Organizing resource scripts

As a resources script gets bigger, it becomes desirable to reorganize it, perhaps splitting off the content and filter elements into separate files, and grouping resource names into distinct namespaces. We may, for example, wish to decompose the resources.xml file as follows.

  • documents.xml - File of documents with names assigned from the namespace http://www.mydomain.com/documents.

    
    <px:resources xmlns:px="http://www.presentingxml.com/PresentingXML"
                          xmlns:mydoc="http://www.mydomain.com/documents">
      <px:document name="mydoc:myInput">
        <px:fileSource file="input.xml"/>
      </document>
    </px:resources>
    

  • filters.xml - File of filter definitions.

    
    <px:resources xmlns:px="http://www.presentingxml.com/PresentingXML">
      <px:saxFilter name="myPreFilter" class="PreFilter"/>
      <px:style name="myFilter"><px:urlSource url="filter.xsl"/></px:style>
      <px:saxFilter name="myPostFilter" class="PostFilter"/>     
    </px:resources>
    

  • services.xml - File of service definitions.

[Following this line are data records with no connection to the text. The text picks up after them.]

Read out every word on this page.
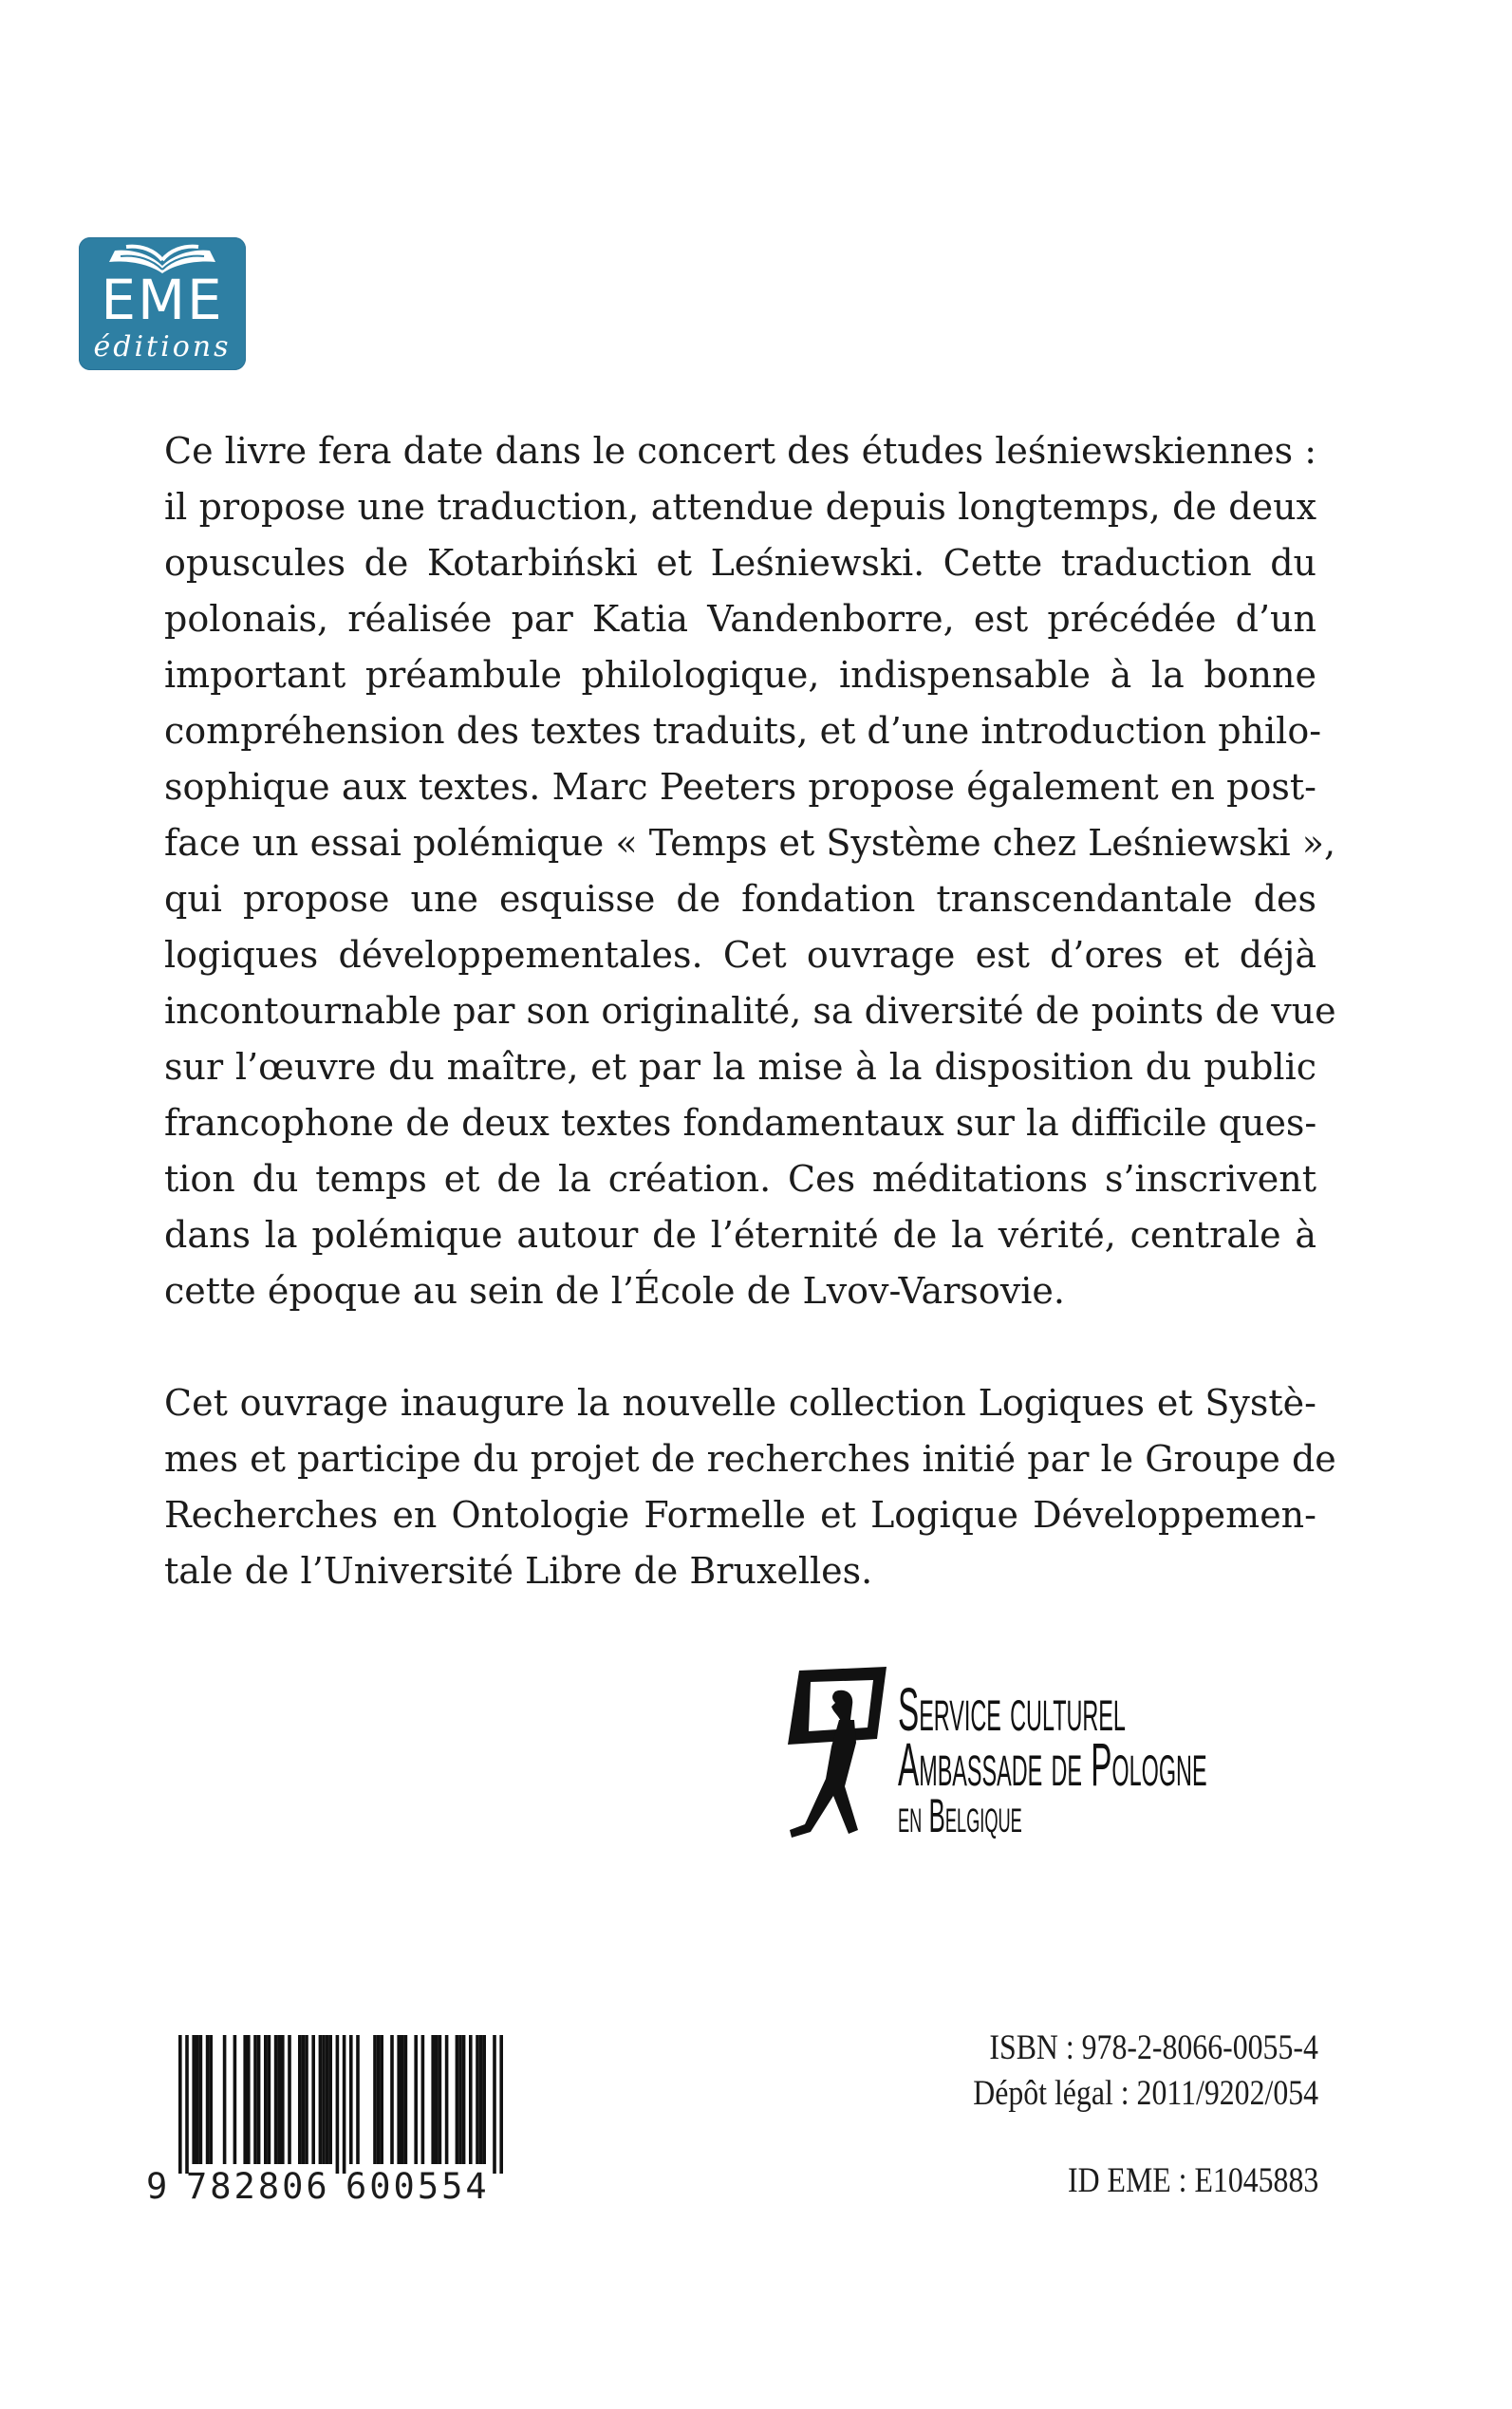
EME
éditions
Ce livre fera date dans le concert des études leśniewskiennes :
il propose une traduction, attendue depuis longtemps, de deux
opuscules de Kotarbiński et Leśniewski. Cette traduction du
polonais, réalisée par Katia Vandenborre, est précédée d’un
important préambule philologique, indispensable à la bonne
compréhension des textes traduits, et d’une introduction philo-
sophique aux textes. Marc Peeters propose également en post-
face un essai polémique « Temps et Système chez Leśniewski »,
qui propose une esquisse de fondation transcendantale des
logiques développementales. Cet ouvrage est d’ores et déjà
incontournable par son originalité, sa diversité de points de vue
sur l’œuvre du maître, et par la mise à la disposition du public
francophone de deux textes fondamentaux sur la difficile ques-
tion du temps et de la création. Ces méditations s’inscrivent
dans la polémique autour de l’éternité de la vérité, centrale à
cette époque au sein de l’École de Lvov-Varsovie.
Cet ouvrage inaugure la nouvelle collection Logiques et Systè-
mes et participe du projet de recherches initié par le Groupe de
Recherches en Ontologie Formelle et Logique Développemen-
tale de l’Université Libre de Bruxelles.
Service culturel
Ambassade de Pologne
en Belgique
9 782806 600554
ISBN : 978-2-8066-0055-4
Dépôt légal : 2011/9202/054
ID EME : E1045883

We now need to import the content and filter definitions in the services.xml file, and we do that using the px:include instruction.

Figure 6. Resources script with includes


<px:resources xmlns:px="http://www.presentingxml.com/PresentingXML"
              xmlns:edt="http://www.presentingxml.com/PresentingXML/edtftp"
              xmlns:mydoc="http://www.mydomain.com/documents">
  <px:include href="documents.xml"/>
  <px:include href="filters.xml"/>

  <px:service name="myPipeline">
    <px:serialize>
      <px:xmlEmitter>
        <edt:ftpSink remoteFile="output.xml">
            <edt:ftpClient ref="myFtpClient"/>
        </edt:ftpSink>
      </px:xmlEmitter>
      
      <px:transform>
        <px:content ref="mydoc:myInput"/>
        <px:filter ref="myPreFilter"/>
        <px:filter ref="myFilter"/>     
        <px:filter ref="myPostFilter"/>     
      </px:transform>
    </px:serialize>
  </px:service>
    
  <edt:ftpClient name="myFtpClient" host="myHost" user="xxx" password="xxx"/>
  
</px:resources>

Customization

A number of elements support custom implementations by accepting a Java class that implements a defined interface and a list of custom properties. These include px:saxReader, px:saxFilter, px:customEmitter, px:customRecordFilter, px:customJdbcConnection, and px:dynamicContent.

Extendability

New components may be created as extensions and used interchangeably with framework components in resources scripts. The edtftpj extension, for example, provides the edt:ftpSource and edt:ftpSink implementations of the abstract px:streamSource and px:streamSink components. Including the extension in the deployment build requires only that an entry be added in the build-extensions.xml file.